After gathering data from over 250,000 participants across 56 studies, it was concluded that light drinkers can reduce their risk of contracting coronary heart disease by cutting down their alcohol consumption even further.

The message is clear, said the professors who led the study, that the less you drink the better.

Participants who have a genetic variant of the alcohol dehydrogenase 1B gene – who tend to consume less alcohol on average, because the gene can cause an involuntary unpleasant reaction to boozy substances – were recorded as having, on average, a 10% lower risk of heart disease.

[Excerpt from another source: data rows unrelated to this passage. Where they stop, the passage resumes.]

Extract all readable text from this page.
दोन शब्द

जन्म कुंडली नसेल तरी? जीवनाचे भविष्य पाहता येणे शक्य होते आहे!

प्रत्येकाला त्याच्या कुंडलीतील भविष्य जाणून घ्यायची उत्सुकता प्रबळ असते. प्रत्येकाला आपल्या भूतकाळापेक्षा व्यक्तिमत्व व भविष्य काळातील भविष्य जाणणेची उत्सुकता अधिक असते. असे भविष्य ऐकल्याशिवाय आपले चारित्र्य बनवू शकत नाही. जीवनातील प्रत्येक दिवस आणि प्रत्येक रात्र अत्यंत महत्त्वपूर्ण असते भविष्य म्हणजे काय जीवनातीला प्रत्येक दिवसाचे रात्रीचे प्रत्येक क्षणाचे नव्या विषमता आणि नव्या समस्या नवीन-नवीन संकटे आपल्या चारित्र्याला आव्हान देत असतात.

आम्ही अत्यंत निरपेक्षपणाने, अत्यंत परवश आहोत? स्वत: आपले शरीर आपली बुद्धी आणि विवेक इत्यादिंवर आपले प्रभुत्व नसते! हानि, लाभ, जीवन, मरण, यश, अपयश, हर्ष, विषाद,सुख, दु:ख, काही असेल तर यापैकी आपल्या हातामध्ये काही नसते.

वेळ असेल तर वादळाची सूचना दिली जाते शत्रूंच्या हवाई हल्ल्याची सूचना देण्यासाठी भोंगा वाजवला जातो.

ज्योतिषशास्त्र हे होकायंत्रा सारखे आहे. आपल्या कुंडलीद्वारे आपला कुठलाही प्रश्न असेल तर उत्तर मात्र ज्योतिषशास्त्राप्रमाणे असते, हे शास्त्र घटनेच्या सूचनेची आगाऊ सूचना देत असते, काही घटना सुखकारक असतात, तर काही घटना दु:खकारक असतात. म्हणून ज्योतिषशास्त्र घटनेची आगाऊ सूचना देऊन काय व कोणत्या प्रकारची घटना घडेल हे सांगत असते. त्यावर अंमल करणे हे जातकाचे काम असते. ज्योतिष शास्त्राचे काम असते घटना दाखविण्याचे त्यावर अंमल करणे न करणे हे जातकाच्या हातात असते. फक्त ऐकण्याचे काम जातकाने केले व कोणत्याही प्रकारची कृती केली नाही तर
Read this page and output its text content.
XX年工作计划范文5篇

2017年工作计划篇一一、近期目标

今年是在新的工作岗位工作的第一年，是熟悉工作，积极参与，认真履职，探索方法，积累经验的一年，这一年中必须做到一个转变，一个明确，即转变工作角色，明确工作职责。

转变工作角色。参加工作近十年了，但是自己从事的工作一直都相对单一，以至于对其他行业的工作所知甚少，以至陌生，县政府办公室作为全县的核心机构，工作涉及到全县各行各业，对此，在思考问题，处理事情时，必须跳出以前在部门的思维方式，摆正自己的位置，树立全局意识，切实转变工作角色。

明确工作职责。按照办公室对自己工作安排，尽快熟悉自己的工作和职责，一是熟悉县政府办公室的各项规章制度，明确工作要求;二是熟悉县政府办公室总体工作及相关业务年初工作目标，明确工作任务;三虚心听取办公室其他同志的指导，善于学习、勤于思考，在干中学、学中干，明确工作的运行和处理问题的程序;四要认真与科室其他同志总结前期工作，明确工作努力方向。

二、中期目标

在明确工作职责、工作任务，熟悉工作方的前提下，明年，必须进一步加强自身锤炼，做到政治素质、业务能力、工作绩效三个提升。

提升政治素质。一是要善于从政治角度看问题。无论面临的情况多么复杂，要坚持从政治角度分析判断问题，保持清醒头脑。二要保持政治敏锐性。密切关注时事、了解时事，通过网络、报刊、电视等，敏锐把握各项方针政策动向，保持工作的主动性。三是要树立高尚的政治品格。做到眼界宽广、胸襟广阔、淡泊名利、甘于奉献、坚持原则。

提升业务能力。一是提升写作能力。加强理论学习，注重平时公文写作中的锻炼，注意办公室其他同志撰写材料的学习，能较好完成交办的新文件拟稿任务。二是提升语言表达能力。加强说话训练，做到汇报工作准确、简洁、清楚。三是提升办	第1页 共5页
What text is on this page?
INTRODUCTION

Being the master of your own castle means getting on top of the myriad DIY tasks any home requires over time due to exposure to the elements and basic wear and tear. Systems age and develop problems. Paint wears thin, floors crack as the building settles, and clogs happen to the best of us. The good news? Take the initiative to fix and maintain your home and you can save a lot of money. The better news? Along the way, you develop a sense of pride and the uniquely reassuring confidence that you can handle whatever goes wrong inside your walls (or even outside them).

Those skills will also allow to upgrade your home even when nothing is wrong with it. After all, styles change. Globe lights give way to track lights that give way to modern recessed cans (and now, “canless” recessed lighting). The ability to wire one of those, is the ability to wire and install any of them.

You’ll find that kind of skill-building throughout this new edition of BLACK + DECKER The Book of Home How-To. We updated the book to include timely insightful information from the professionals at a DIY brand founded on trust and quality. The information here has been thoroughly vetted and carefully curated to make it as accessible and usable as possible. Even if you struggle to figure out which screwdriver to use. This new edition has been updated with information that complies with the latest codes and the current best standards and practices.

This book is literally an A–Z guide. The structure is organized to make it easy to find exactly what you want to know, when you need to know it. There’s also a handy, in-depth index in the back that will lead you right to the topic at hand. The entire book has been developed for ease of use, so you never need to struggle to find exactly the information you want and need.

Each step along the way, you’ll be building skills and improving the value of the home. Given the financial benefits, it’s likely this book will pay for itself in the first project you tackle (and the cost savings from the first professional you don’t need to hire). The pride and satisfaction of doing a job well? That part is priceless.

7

Subjects who had that gene also had lower blood pressure and, typically, a lower body mass index as well.

“The best thing to do is to reduce consumption,” said the study’s lead author Juan Casas. “We expect that these findings will help to simplify policymaking about alcohol consumption.

“There was this issue about [whether] low to moderate consumption was good for your heart. This study shows that this is simply not the case.”

Casas, a professor at the London School of Hygiene and Tropical Medicine, stated that other studies which had provided opposing conclusions had failed to take into account other factors, such as genetics, that were associated with low-to-moderate drinking.

“Given that this is the first time we show findings that challenge the status quo, we are conscious that we will need replication,” he said, evidently aware that despite the study’s size, further investigations will need to be carried out to either support or disprove the findings.

The discovery has been welcomed by other academics, health advocated and campaigners.